First, Republicans and the banking industry have already been leaving each other behind, especially since the party has become more nativist, socially conservative and protectionist on trade, like right-wing groups in the U.K. and Europe.

Banks and bankers have changed too. They are large, reliable political donors who traditionally favored the fiscally conservative and economically laissez-faire GOP. But there has been a steady drift toward funding liberal politicians, according to Adam Bonica, associate professor of political science at Stanford University.


He maps the ideological leanings of industries by analyzing data on contributions and has found the same slow-moving trend among many since 1980. But it accelerated in recent years: In finance, ideology crossed the center line and then became rapidly more liberal in the targets of its funding after 2012.

Industries like agriculture and energy are among the few that remain more conservative.

But this still doesn’t tell us why or what is the value in advertising more progressive attitudes to the wider world? One answer is the economic heft of younger generations.

Millenials (aka Generation Y) and Generation Z, which combine all people born between 1981 and 2012, are a huge demographic force, especially in the U.S. The roughly 73 million millennial Americans have already overtaken Baby Boomers as a bigger share of the population. Hot on their heels, Gen-Z will become the biggest group, nearly 80 million, by 2034, according to a 2019 study of the coming youth boom by Morgan Stanley economists and analysts. Gen-Z is big in the U.S., accounting for 20% of the U.S. population, more than in other advanced country. In France and the U.K. they make up 17%-18% of the population while in many other places they are less than 15%.

The effect of these cohorts on the growth of the working population and the U.S. economy in the decades ahead is going to be much greater than official projections had assumed, Morgan Stanley found. That goes against the expectations of a slower economy brought on by the decline of boomers as active workers and consumers.

This, of course, matters greatly for banks. Millennials have driven the bulk of new loan demand in the U.S. since before 2019, according to Morgan Stanley. Plus, banks face more competition from fintechs to win the business and longer-term loyalty of Generations Y and Z: The young are predisposed to use smartphones for all kinds of finance. More than 60% of Gen-Zers had a smartphone before their 14th birthday.

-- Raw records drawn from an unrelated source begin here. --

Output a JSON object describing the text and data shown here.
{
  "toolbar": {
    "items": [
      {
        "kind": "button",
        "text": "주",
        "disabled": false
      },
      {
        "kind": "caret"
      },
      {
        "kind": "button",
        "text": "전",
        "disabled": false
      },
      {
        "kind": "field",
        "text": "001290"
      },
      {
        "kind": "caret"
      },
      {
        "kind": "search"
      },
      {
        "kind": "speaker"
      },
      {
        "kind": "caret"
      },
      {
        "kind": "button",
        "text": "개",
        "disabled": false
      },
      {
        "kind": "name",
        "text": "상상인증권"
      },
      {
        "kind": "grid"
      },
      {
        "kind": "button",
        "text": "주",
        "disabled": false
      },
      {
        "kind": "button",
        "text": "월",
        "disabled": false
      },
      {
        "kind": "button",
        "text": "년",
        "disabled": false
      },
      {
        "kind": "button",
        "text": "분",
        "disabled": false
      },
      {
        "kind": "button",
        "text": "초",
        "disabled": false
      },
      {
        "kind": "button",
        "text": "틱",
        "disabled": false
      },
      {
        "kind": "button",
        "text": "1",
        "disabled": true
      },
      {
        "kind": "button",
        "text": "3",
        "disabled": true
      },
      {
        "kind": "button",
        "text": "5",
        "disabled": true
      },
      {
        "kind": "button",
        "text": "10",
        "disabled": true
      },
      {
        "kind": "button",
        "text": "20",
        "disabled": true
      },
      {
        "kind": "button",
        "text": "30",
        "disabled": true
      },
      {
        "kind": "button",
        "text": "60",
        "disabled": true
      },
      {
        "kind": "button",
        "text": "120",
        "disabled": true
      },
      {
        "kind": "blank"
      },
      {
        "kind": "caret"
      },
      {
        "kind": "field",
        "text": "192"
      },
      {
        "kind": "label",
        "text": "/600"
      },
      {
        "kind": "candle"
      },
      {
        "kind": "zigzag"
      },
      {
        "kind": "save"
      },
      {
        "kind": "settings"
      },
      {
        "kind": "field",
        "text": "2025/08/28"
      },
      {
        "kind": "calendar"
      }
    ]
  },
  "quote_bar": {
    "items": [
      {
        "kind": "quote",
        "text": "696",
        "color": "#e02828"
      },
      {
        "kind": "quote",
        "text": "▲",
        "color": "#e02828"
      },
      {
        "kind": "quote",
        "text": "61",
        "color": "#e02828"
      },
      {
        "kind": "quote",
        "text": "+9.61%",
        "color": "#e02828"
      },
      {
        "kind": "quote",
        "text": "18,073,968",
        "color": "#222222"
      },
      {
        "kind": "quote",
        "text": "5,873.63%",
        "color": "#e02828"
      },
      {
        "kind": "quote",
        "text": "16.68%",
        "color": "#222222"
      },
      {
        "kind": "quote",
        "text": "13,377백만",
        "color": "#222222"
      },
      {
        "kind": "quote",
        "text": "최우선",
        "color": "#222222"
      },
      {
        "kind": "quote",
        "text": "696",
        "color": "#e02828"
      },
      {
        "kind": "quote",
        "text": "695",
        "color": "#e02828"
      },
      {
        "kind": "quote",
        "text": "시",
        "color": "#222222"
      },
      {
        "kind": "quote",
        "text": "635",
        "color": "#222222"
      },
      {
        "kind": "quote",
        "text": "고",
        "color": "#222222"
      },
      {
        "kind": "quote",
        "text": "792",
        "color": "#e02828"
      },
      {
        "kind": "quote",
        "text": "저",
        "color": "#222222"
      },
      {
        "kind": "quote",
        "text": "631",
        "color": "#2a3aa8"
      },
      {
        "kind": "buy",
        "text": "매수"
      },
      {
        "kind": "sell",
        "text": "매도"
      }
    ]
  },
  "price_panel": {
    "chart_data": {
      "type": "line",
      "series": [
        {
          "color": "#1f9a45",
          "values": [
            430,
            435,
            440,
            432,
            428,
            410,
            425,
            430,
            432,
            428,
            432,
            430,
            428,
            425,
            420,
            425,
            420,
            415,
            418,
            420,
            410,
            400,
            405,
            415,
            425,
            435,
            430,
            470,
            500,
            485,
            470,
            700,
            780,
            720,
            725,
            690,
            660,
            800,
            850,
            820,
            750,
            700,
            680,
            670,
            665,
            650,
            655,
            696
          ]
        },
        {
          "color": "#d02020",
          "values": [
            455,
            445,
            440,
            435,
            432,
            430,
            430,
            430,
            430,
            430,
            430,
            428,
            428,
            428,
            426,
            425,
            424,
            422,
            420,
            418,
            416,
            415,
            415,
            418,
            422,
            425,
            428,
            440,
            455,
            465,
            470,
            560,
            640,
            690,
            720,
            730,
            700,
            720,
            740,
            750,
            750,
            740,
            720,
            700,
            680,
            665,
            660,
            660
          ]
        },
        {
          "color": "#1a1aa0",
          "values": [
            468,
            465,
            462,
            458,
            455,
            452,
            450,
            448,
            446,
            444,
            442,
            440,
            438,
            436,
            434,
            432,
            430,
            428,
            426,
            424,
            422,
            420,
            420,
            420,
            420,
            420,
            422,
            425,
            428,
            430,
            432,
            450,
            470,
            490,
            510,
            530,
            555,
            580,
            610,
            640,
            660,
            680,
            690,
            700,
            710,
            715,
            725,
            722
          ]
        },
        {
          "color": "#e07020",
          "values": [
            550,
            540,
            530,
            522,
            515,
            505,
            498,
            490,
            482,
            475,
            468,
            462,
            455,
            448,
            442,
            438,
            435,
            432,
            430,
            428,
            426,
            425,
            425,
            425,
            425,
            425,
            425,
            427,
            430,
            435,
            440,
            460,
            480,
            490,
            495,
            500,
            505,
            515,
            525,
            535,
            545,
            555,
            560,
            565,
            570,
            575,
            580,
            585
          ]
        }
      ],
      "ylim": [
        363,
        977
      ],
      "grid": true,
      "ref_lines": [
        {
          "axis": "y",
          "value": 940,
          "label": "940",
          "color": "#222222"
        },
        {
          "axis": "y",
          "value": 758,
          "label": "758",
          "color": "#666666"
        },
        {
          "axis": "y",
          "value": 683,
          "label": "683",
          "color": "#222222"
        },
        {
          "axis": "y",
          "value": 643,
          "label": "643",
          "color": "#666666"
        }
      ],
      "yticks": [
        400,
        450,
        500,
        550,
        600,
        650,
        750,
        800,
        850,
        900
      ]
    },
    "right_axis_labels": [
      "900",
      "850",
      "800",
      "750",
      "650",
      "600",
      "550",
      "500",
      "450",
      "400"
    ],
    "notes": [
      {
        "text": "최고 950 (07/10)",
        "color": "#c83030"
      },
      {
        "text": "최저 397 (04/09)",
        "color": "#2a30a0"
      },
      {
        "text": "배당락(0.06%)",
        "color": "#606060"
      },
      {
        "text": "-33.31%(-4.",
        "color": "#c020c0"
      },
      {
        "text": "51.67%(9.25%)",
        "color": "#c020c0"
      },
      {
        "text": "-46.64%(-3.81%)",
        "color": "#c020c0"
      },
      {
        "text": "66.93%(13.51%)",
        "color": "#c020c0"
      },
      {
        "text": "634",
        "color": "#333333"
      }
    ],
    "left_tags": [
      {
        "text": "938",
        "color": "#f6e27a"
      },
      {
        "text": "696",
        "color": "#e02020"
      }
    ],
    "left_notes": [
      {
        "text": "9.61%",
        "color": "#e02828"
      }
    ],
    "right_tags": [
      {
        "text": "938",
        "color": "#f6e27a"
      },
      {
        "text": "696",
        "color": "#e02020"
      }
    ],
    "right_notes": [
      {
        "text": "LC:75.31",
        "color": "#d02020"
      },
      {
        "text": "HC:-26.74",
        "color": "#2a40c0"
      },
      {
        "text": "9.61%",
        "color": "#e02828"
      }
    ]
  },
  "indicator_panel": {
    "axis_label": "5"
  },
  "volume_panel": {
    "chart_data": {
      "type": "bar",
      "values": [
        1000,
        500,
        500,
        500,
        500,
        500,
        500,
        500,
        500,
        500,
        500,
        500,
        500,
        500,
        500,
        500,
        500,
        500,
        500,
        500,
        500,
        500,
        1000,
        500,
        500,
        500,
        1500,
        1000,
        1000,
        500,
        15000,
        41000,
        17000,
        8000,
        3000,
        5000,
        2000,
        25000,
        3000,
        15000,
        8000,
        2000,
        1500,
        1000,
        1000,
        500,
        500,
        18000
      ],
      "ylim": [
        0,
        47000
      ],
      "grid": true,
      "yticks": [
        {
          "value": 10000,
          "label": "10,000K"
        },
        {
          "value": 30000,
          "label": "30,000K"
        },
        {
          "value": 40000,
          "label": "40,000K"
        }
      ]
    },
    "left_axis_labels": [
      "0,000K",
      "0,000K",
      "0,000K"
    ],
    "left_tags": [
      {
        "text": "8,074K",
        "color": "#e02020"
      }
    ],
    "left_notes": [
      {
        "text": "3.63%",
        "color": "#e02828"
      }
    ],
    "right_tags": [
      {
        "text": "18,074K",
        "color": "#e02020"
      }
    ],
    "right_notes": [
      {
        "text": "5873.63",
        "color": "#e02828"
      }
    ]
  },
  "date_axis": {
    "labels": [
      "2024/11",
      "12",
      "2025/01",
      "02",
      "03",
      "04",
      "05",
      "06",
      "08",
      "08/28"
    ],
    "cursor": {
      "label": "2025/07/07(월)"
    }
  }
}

Banks also must compete harder to recruit young people against their stronger aspirations to work in technology or health care. This is why banks such as Goldman Sachs are also bringing in an array of progressive benefits and why many are being forced to allow more flexible working.

The young and the college educated skew more liberal in their social views and in the current phase of this social-media age they often expect their employers and the brands they use to reflect their attitudes.

Banks’ commercial imperative must be to build brands and reputations among these two generations. It isn’t cynical to recognize the economic case whatever you think about the role a CEO like Fraser should or shouldn’t play publicly.

Wall Street’s leaders will find their roles at times uncomfortable, but it is the right path to follow.

Paul J. Davies is a Bloomberg Opinion columnist covering banking and finance.